Reduces toxicity for value matching
The researchers evaluated the method for several baseline interventions that increased the size of three LLMS by three. All were transformers, with autonetically-based GPT2-Large, Llama2-7B, and Llama 3.1-8B-Instruct, with 762 million, 7 billion, and 8 billion parameters, respectively. For each prompt, LLM was tasked with completing the sentence/phrase 25 times, with Perspectiveapi scored from 0 to 1, with those above 0.5 being toxic. The team considered two metrics. It was possible to generate an average maximum toxicity score across 25 generations of all prompts and at least one toxic phrase in the 25 generations. Decreased flow ency (and therefore increased confusion) was also analyzed. SASA was tested to complete Realtoxicity Prompts (RPT), Bold, and Attaq datasets, including prompts for naturally occurring English sentences.

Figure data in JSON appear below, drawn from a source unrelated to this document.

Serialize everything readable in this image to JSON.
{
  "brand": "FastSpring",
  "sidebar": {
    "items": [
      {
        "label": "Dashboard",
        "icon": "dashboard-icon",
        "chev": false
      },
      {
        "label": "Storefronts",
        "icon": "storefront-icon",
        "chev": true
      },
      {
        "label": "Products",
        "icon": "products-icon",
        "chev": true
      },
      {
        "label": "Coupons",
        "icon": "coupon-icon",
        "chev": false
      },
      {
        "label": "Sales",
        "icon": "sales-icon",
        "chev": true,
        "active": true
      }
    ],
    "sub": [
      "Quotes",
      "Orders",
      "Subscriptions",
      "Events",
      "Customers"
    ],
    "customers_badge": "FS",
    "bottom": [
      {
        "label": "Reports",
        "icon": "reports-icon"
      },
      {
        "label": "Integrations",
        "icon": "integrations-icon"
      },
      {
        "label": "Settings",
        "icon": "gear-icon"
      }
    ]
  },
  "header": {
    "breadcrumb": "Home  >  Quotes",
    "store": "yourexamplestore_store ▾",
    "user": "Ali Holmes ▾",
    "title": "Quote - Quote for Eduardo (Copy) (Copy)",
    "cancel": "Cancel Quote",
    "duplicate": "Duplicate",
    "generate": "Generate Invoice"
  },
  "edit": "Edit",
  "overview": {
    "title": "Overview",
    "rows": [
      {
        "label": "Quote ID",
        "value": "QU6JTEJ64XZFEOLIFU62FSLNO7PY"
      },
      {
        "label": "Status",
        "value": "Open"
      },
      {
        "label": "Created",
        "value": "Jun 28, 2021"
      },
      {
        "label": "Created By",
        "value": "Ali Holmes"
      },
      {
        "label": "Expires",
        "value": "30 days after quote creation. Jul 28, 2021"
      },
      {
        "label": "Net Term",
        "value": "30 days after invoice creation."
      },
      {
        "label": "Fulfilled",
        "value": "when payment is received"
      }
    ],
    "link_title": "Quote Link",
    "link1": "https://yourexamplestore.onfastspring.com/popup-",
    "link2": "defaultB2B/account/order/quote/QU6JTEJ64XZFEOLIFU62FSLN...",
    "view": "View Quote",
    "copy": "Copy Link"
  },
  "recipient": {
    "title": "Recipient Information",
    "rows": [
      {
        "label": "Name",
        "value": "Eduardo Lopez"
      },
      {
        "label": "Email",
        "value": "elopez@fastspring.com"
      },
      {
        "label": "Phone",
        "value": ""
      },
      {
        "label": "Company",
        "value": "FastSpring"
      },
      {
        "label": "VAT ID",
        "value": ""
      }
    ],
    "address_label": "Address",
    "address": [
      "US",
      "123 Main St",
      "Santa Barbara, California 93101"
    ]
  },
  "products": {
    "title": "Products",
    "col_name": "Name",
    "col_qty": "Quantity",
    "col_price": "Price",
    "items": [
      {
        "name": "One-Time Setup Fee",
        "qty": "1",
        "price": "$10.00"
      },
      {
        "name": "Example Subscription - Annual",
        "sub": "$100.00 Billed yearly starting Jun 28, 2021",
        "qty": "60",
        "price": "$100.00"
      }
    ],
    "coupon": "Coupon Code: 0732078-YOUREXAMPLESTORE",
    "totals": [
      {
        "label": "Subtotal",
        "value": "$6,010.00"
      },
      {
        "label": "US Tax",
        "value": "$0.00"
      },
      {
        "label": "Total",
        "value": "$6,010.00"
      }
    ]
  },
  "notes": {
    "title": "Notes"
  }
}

The researchers strengthened the complexity of the SASA detoxification trial, starting with a nontoxic prompt from the RPT data set and looking for completion of harmful sentences. They then escalated it from the RPT to a more challenging prompt, which was more likely to produce with regard to the results, and similarly applied SASA to the instruction tuning model to assess whether the technique could further reduce unnecessary outs. We also used bold benchmarks and ATTAQ benchmarks to examine the general applicability of SASA in detoxification. Using a bold dataset, researchers further sought to find gender bias in language generations and achieve a balanced rate of toxicity between genders. Finally, the team explored how runtime, memory usage, and SASA can be combined with word filtering to achieve healthy and/or useful language generation.

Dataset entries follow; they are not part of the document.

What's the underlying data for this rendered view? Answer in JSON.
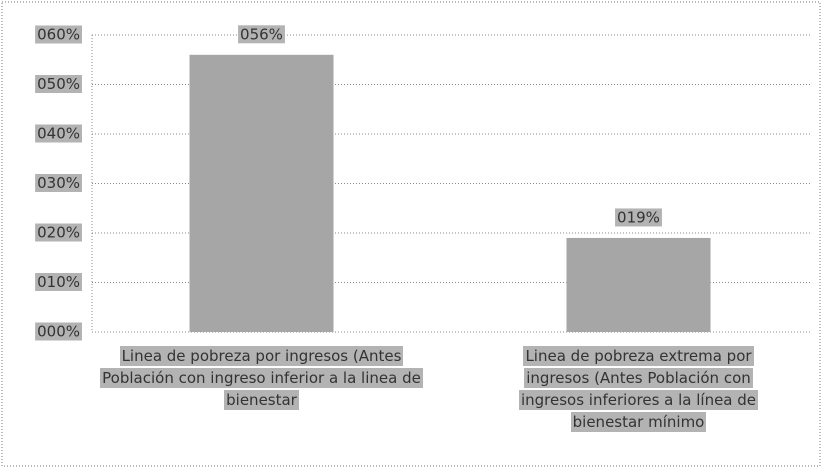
{
  "chart_data": {
    "type": "bar",
    "categories": [
      "Linea de pobreza por ingresos (Antes Población con ingreso inferior a la linea de bienestar",
      "Linea de pobreza extrema por ingresos (Antes Población con ingresos inferiores a la línea de bienestar mínimo"
    ],
    "values": [
      56,
      19
    ],
    "value_labels": [
      "056%",
      "019%"
    ],
    "color": "#a6a6a6",
    "ylim": [
      0,
      60
    ],
    "yticks": [
      {
        "value": 0,
        "label": "000%"
      },
      {
        "value": 10,
        "label": "010%"
      },
      {
        "value": 20,
        "label": "020%"
      },
      {
        "value": 30,
        "label": "030%"
      },
      {
        "value": 40,
        "label": "040%"
      },
      {
        "value": 50,
        "label": "050%"
      },
      {
        "value": 60,
        "label": "060%"
      }
    ],
    "grid": true
  }
}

“If we think about how humans think and respond in the world, we see the bad things, so it’s not about allowing language models to just see the good things. It’s about understanding both the good and the bad,” says Ko.
Overall, SASA achieved significant reductions in toxic language generation with performance comparable to RAD, a cutting-edge external reward model technology. However, it has been universally observed that more potent detoxification involves a reduced flow. Before the intervention, LLMS produced more toxic responses to female labelled prompts than males. However, SASA was also able to significantly reduce adverse reactions, making them even more even. Similarly, word filtering above SASA significantly reduced toxicity levels, but also prevented LLM’s ability to respond to cohelles.
A great aspect of this work is that it is an optimization problem with well-defined and constrained, KO says. This means that you can achieve and adjust the need to naturally hear open language generation and reduce unnecessary languages.
Furthermore, according to KO, SASA could work well on multiple attributes in the future. “Humans have multiple human values. I don’t want to say anything toxic, but I also want to be true, useful and faithful. Because of SASA’s lightweight method, it can be easily applied in these situations. “If you want to work with multiple values, simply check the position of the generation in multiple subspaces. Add only a small overhead in terms of calculations and parameters,” says KO.
This work was supported in part by the MIT-IBM Watson AI Lab and the National Science Foundation.